The formulations tested significantly increased the aqueous content of the stratum corneum at 28 days, which indicates an increase in skin hydration in the applied regions. Only the F5 + A formulation showed a significant increase in skin hydration at 14 days. Both formulations showed a reduction in trans-epidermal water loss at 14 and 28 days, indicating that these formulations acted by improving the skin barrier function. Regarding the evaluation of the cutaneous micro-relief, the formulation F5 + A (emulsion) plus Spirulina showed a significant reduction in the number of wrinkles after 28 days of application in relation to the basal values. In addition, this same F5 + A formulation showed a small (non-significant) reduction in skin roughness. These results show that emulsion plus Spirulina had beneficial effects on skin micro-relief, with a reduction in the number of wrinkles and a tendency to reduce skin roughness.

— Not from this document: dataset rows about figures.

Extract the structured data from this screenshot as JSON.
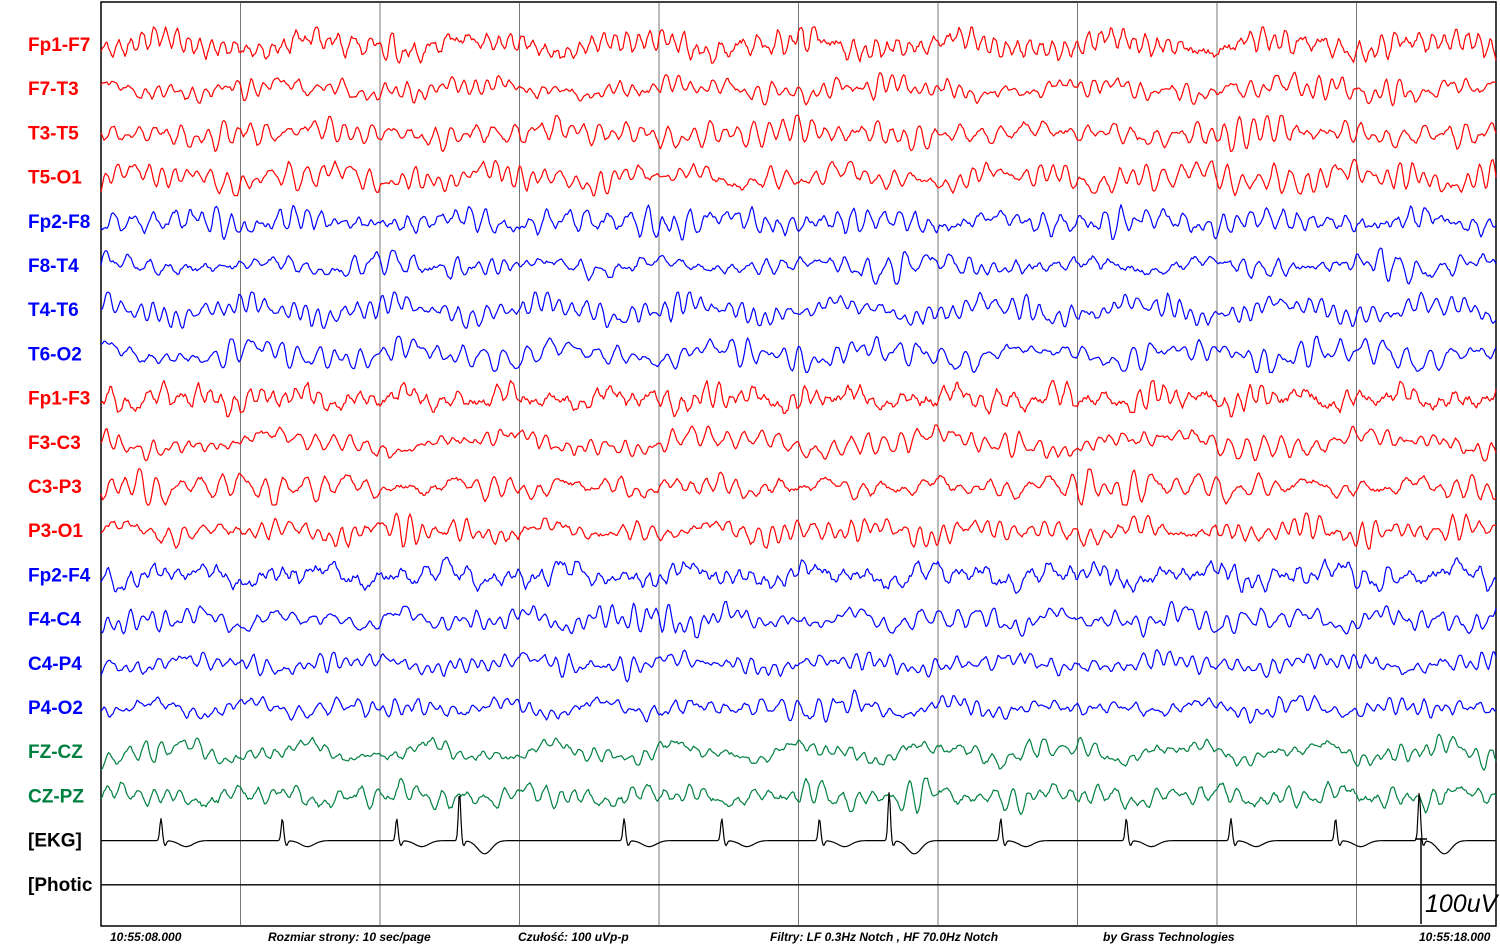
{
  "chart_data": {
    "type": "line",
    "channels": [
      {
        "name": "Fp1-F7",
        "color": "#ff0000"
      },
      {
        "name": "F7-T3",
        "color": "#ff0000"
      },
      {
        "name": "T3-T5",
        "color": "#ff0000"
      },
      {
        "name": "T5-O1",
        "color": "#ff0000"
      },
      {
        "name": "Fp2-F8",
        "color": "#0000ff"
      },
      {
        "name": "F8-T4",
        "color": "#0000ff"
      },
      {
        "name": "T4-T6",
        "color": "#0000ff"
      },
      {
        "name": "T6-O2",
        "color": "#0000ff"
      },
      {
        "name": "Fp1-F3",
        "color": "#ff0000"
      },
      {
        "name": "F3-C3",
        "color": "#ff0000"
      },
      {
        "name": "C3-P3",
        "color": "#ff0000"
      },
      {
        "name": "P3-O1",
        "color": "#ff0000"
      },
      {
        "name": "Fp2-F4",
        "color": "#0000ff"
      },
      {
        "name": "F4-C4",
        "color": "#0000ff"
      },
      {
        "name": "C4-P4",
        "color": "#0000ff"
      },
      {
        "name": "P4-O2",
        "color": "#0000ff"
      },
      {
        "name": "FZ-CZ",
        "color": "#008040"
      },
      {
        "name": "CZ-PZ",
        "color": "#008040"
      },
      {
        "name": "[EKG]",
        "color": "#000000"
      },
      {
        "name": "[Photic",
        "color": "#000000"
      }
    ],
    "ekg_beats_sec": [
      0.43,
      1.3,
      2.12,
      2.57,
      3.75,
      4.45,
      5.15,
      5.65,
      6.45,
      7.35,
      8.1,
      8.85,
      9.45
    ],
    "xlim_sec": [
      0,
      10
    ],
    "grid_interval_sec": 1,
    "scale_bar": "100uV",
    "time_start": "10:55:08.000",
    "time_end": "10:55:18.000"
  },
  "footer": {
    "page_size": "Rozmiar strony: 10 sec/page",
    "sensitivity": "Czułość:  100 uVp-p",
    "filters": "Filtry: LF  0.3Hz Notch , HF 70.0Hz Notch",
    "vendor": "by Grass Technologies"
  }
}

The above results point to a naturally occurring active-containing cosmetic composition, which is a stable, industrially produced dry extract of Spirulina that offers different benefits to the skin, with due safety and efficacy.

Claims

Claims (6)

1. Cosmetic composition containing Spirulina, in the form of dry extract, characterized in that Spirulina is present in a concentration ranging from 0.1 to 5.0% by weight, together with cosmetically acceptable excipients, in the following proportions by weight: 0 -12.0% Paramyl (cetyl alcohol / cetearet h 20), 0-2.0% Aristoflex (ammonium acrylic dimethyltaurate), ¢ 4.0-6.0%) Propylene glycol, 6, 0% Glycerin, 0.8% Phenoxyethanol and Parabens, 4.0-5.0% Net FS (methylphenylpolysiloxane), 10.0-21.0% DC 9040 (cyclopentasiloxane), 5.07.0% DC 245 (cidomethicone), 0-5.0% DC 9011 (cyclopentasiloxane and cross-linked polyethylene glycol-12 dimethicone polymer), 0-3.0% DC 200/50 (dimethicone), 3.0% Dragoxat (ethylhexyl ethylhexyl isononanoate) and 0.03% Emulgin 40OE (polyethylene glycol-40 castor oil). Spirulina-containing cosmetic composition according to claim 1, characterized in that it is formulated as a melon. Spirulina-containing cosmetic composition according to claim 1 or 2, characterized in that it comprises, by weight, from 0.1 to 5.0% of dry extract Spirulina, 12% of Paramul, 4.0% of Propylene Glycol, 6.0% Glycerin, 0.8% Phenoxyethanol and Parabens, 5.0% Net FS, 10.0% DC 9040, 5.0% DC 245, 5.0% DC 9011, 3.0% DC 200/50, 3.0% Dragoxat and distilled and deionized water (qs 100). Spirulina-containing cosmetic composition according to claim 1, characterized in that it is formulated in gel-cream form. Spirulina-containing cosmetic composition according to Claim 1, characterized in that it comprises, by weight, from 0.1 to 5.0% Spirulina in the form of dry extract, 2.0% Aristoflex, 6, 0% Propylene Glycol, 6.0% Glycerin, 0.8% Phenoxyethanol and Parabens, 4.0% Net FS, 21.0% DC 9040, 7.0% DC 245, 3.0% Dragoxat, 3.0% Emulgin 40OE and distilled and deionized water (qs 100). A cosmetic treatment method comprising applying to the skin a cosmetic composition as defined in claims 1-5.